Nach all den Jahren mit in diesem Gebiet wirklich sehr mäßiger Wildsicht, sah ich zwei Mal Rehe und zwar nicht irgendwie, sondern breit stehend. Sie waren weit vor dem Treiben und kaum beunruhigt. Ich hatte alle Zeit der Welt. Ich bin auf Drückjagden sonst sehr schußheiß und muß mich anstrengen, die Waffe ruhig zu halten. Aber an diesem Tag war ich sehr gelassen. Die Rehe standen einmal 45 und einmal 60 Meter entfernt. Für mich an diesem Tag zu weit. Ich sah ihnen in aller Ruhe zu und tat sonst nichts. Es war sehr kalt und der Laubwald sehr kahl und nass und deprimierend und ich vermisste die KInder, die ich sonst immer mitnahm und die üblicherweise am Haus des Försters warteten und mit den Hunden spielten. Vor allem aber war ich stolz auf mich, mich gut beherrscht zu haben. An diesem Tag hat es mir etwas bedeutet, nicht geschossen und getötet zu haben.

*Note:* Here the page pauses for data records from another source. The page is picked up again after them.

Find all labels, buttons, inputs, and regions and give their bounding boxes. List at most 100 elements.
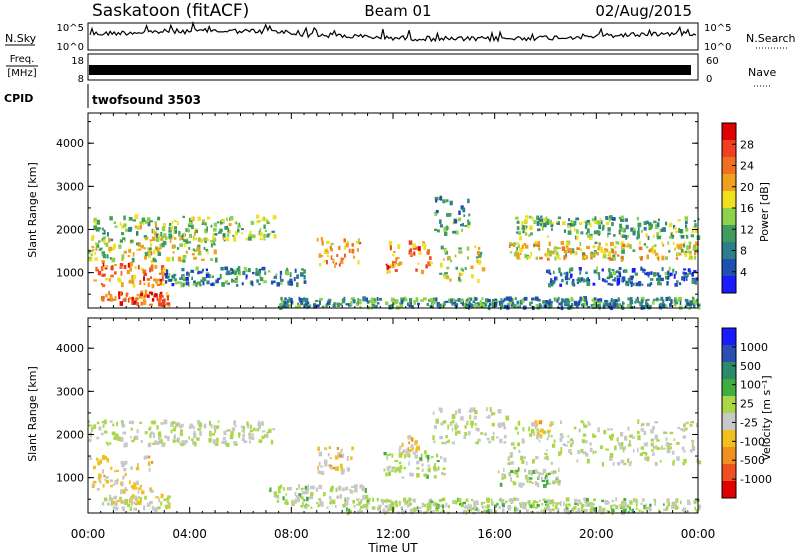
echo-cell bbox=[609, 272, 612, 277]
echo-cell bbox=[109, 494, 111, 498]
echo-cell bbox=[656, 447, 661, 450]
echo-cell bbox=[301, 301, 304, 305]
echo-cell bbox=[91, 235, 95, 240]
echo-cell bbox=[418, 510, 422, 513]
echo-cell bbox=[435, 199, 438, 203]
echo-cell bbox=[454, 304, 457, 307]
echo-cell bbox=[318, 451, 323, 457]
echo-cell bbox=[209, 434, 212, 438]
echo-cell bbox=[315, 487, 318, 492]
echo-cell bbox=[144, 220, 149, 224]
echo-cell bbox=[328, 446, 331, 450]
echo-cell bbox=[357, 298, 359, 303]
echo-cell bbox=[588, 423, 591, 426]
echo-cell bbox=[528, 234, 531, 237]
echo-cell bbox=[183, 239, 187, 242]
echo-cell bbox=[306, 504, 310, 507]
echo-cell bbox=[610, 241, 613, 247]
echo-cell bbox=[657, 218, 660, 222]
echo-cell bbox=[528, 500, 531, 506]
echo-cell bbox=[528, 477, 533, 480]
echo-cell bbox=[136, 293, 140, 297]
echo-cell bbox=[395, 261, 397, 264]
echo-cell bbox=[366, 500, 369, 503]
echo-cell bbox=[406, 503, 409, 508]
echo-cell bbox=[212, 237, 217, 242]
echo-cell bbox=[90, 253, 93, 257]
echo-cell bbox=[593, 498, 596, 502]
echo-cell bbox=[553, 470, 557, 474]
echo-cell bbox=[684, 250, 688, 253]
echo-cell bbox=[318, 484, 322, 490]
echo-cell bbox=[467, 297, 470, 300]
echo-cell bbox=[627, 444, 632, 447]
echo-cell bbox=[151, 420, 155, 425]
echo-cell bbox=[156, 296, 159, 301]
echo-cell bbox=[551, 250, 555, 255]
echo-cell bbox=[97, 460, 101, 466]
echo-cell bbox=[188, 235, 192, 238]
echo-cell bbox=[102, 236, 107, 239]
nsky-label: N.Sky bbox=[5, 32, 37, 45]
echo-cell bbox=[487, 304, 491, 310]
echo-cell bbox=[610, 504, 613, 509]
echo-cell bbox=[468, 507, 473, 512]
colorbar-swatch bbox=[722, 242, 736, 260]
echo-cell bbox=[152, 433, 156, 438]
echo-cell bbox=[88, 424, 92, 427]
echo-cell bbox=[179, 237, 183, 240]
echo-cell bbox=[583, 296, 587, 302]
echo-cell bbox=[445, 199, 449, 203]
echo-cell bbox=[581, 509, 585, 513]
echo-cell bbox=[273, 276, 277, 279]
echo-cell bbox=[455, 431, 458, 436]
echo-cell bbox=[509, 474, 512, 477]
echo-cell bbox=[652, 245, 655, 251]
echo-cell bbox=[155, 234, 159, 239]
echo-cell bbox=[591, 504, 594, 507]
echo-cell bbox=[151, 236, 156, 241]
echo-cell bbox=[620, 234, 622, 238]
echo-cell bbox=[575, 510, 579, 514]
echo-cell bbox=[503, 425, 506, 430]
echo-cell bbox=[318, 263, 322, 267]
colorbar-swatch bbox=[722, 191, 736, 209]
echo-cell bbox=[585, 221, 588, 226]
echo-cell bbox=[410, 444, 414, 448]
echo-cell bbox=[583, 424, 588, 428]
echo-cell bbox=[619, 223, 623, 229]
echo-cell bbox=[172, 427, 176, 432]
echo-cell bbox=[568, 268, 571, 274]
echo-cell bbox=[574, 498, 578, 504]
echo-cell bbox=[125, 292, 129, 296]
echo-cell bbox=[92, 465, 97, 470]
echo-cell bbox=[199, 431, 202, 436]
echo-cell bbox=[228, 429, 231, 432]
echo-cell bbox=[402, 297, 405, 302]
echo-cell bbox=[593, 297, 597, 301]
echo-cell bbox=[680, 243, 683, 246]
nsky-right-tick-top: 10^5 bbox=[704, 23, 731, 34]
echo-cell bbox=[216, 277, 221, 280]
echo-cell bbox=[140, 244, 145, 249]
echo-cell bbox=[693, 302, 696, 308]
echo-cell bbox=[471, 304, 474, 309]
echo-cell bbox=[100, 266, 104, 271]
echo-cell bbox=[355, 302, 359, 306]
echo-cell bbox=[310, 492, 314, 497]
echo-cell bbox=[303, 504, 306, 509]
echo-cell bbox=[342, 503, 346, 508]
echo-cell bbox=[148, 291, 153, 294]
echo-cell bbox=[422, 503, 427, 508]
echo-cell bbox=[233, 441, 237, 445]
echo-cell bbox=[452, 301, 457, 305]
echo-cell bbox=[646, 220, 649, 224]
echo-cell bbox=[542, 300, 546, 304]
echo-cell bbox=[592, 304, 596, 308]
echo-cell bbox=[234, 231, 238, 236]
echo-cell bbox=[351, 243, 354, 247]
echo-cell bbox=[427, 467, 431, 473]
echo-cell bbox=[646, 298, 650, 301]
echo-cell bbox=[697, 506, 701, 511]
echo-cell bbox=[117, 277, 121, 281]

Meinen drei Beispielen ist gemeinsam, denke ich, dass das Töten von Wild auf der Jagd für mich unter dem Vorbehalt der Fairnis steht und nur als Konsequenz der Jagd und nicht aus Freude am Töten erfolgt. Es ist wie ein Antiklimax, der das ganze Erleben davor beendet.

In Deutschland gebietet das Tierschutzgesetz, dass man nur aus einem wichtigen Grund Tiere tötet. Das verstehe ich. Gewinnung von Fleisch und Seuchenbekämpfung werden da genannt. Mit dieser reinen Nützlichkeitsbetrachtung bin ich aber nicht einverstanden. Davon abgesehen kann ich gut verstehen, wenn einem Fleisch nicht schmeckt und man es deshalb auch nicht essen möchte, auch, wenn das für mich nicht gilt.

Schönheit eines Erlebens und Begegnungen mit Menschen sowie die Erinnerung an beides durch eine Trophäe sind für mich nicht weniger wichtig.